Memorial Concepts founders Kim Powers and Dennis Bridges, represented by the Institute for Justice, are fighting to break up the state's casket cartel, arguing that it violates their rights to due process, equal protection, and economic liberty under the 14th Amendment. Last August the U.S. Court of Appeals for the 10th Circuit rejected their arguments in a decision Powers and Bridges have asked the Supreme Court to review.

Other federal courts, including the U.S. Court of Appeals for the 6th Circuit, have overturned similar regulations in other states, concluding that the rules lacked a "rational basis." That's hard to deny. Would-be casket sellers in Oklahoma, for example, have to complete two years of college courses, graduate from a mortuary science program, do a one-year apprenticeship during which they embalm at least 25 bodies, and pass two exams.
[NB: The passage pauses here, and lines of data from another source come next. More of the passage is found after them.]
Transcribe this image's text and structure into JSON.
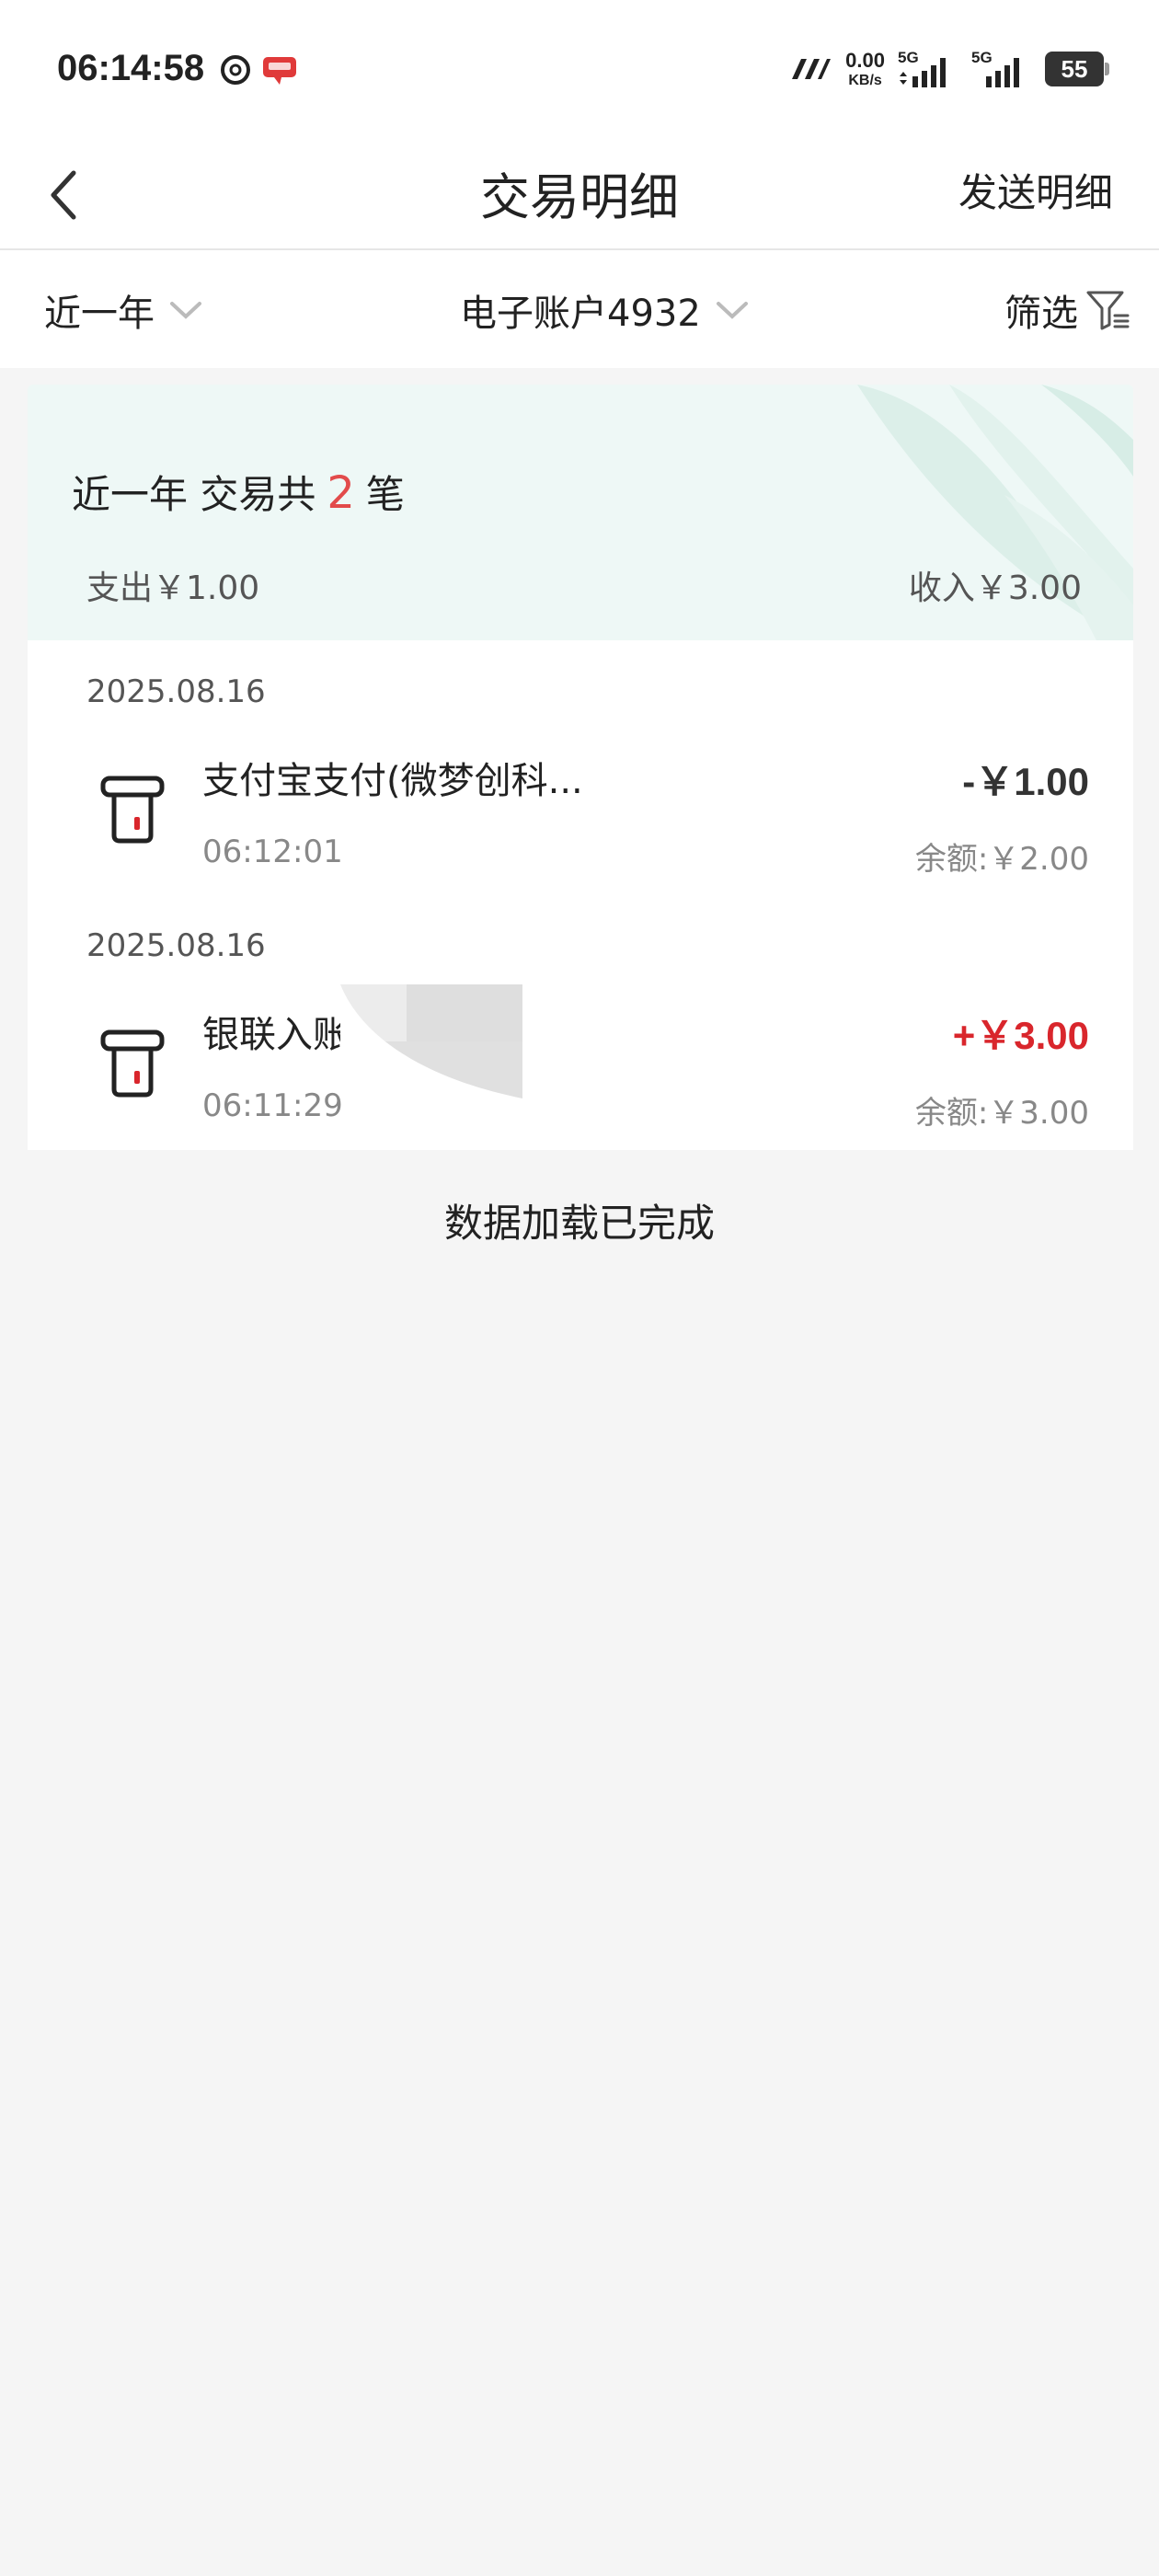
{
  "status_bar": {
    "time": "06:14:58",
    "net_speed_value": "0.00",
    "net_speed_unit": "KB/s",
    "sim1_label": "5G",
    "sim2_label": "5G",
    "battery": "55"
  },
  "nav": {
    "title": "交易明细",
    "action": "发送明细"
  },
  "filters": {
    "period": "近一年",
    "account": "电子账户4932",
    "screen": "筛选"
  },
  "summary": {
    "prefix": "近一年 交易共",
    "count": "2",
    "suffix": "笔",
    "expense": "支出￥1.00",
    "income": "收入￥3.00"
  },
  "transactions": [
    {
      "date": "2025.08.16",
      "name": "支付宝支付(微梦创科...",
      "time": "06:12:01",
      "amount": "-￥1.00",
      "balance": "余额:￥2.00"
    },
    {
      "date": "2025.08.16",
      "name": "银联入账(",
      "time": "06:11:29",
      "amount": "+￥3.00",
      "balance": "余额:￥3.00"
    }
  ],
  "footer": "数据加载已完成",
  "colors": {
    "accent_red": "#d9262c",
    "count_red": "#e24b4b",
    "summary_bg": "#eef8f6",
    "page_bg": "#f5f5f5"
  }
}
The state also mandates that caskets be sold from a "funeral establishment" that includes a "preparation room" for embalming, a "selection room" for displaying casket options, and "adequate areas for public viewing of dead human remains"–amenities not typically offered by online retailers.

The 10th Circuit did not pretend Oklahoma's rules for selling caskets make sense from the standpoint of consumer protection, the state's official goal. Instead it ruled that even if the whole point of the regulations was to protect funeral homes from competition, that would be OK, since "intrastate economic protectionism constitutes a legitimate state interest."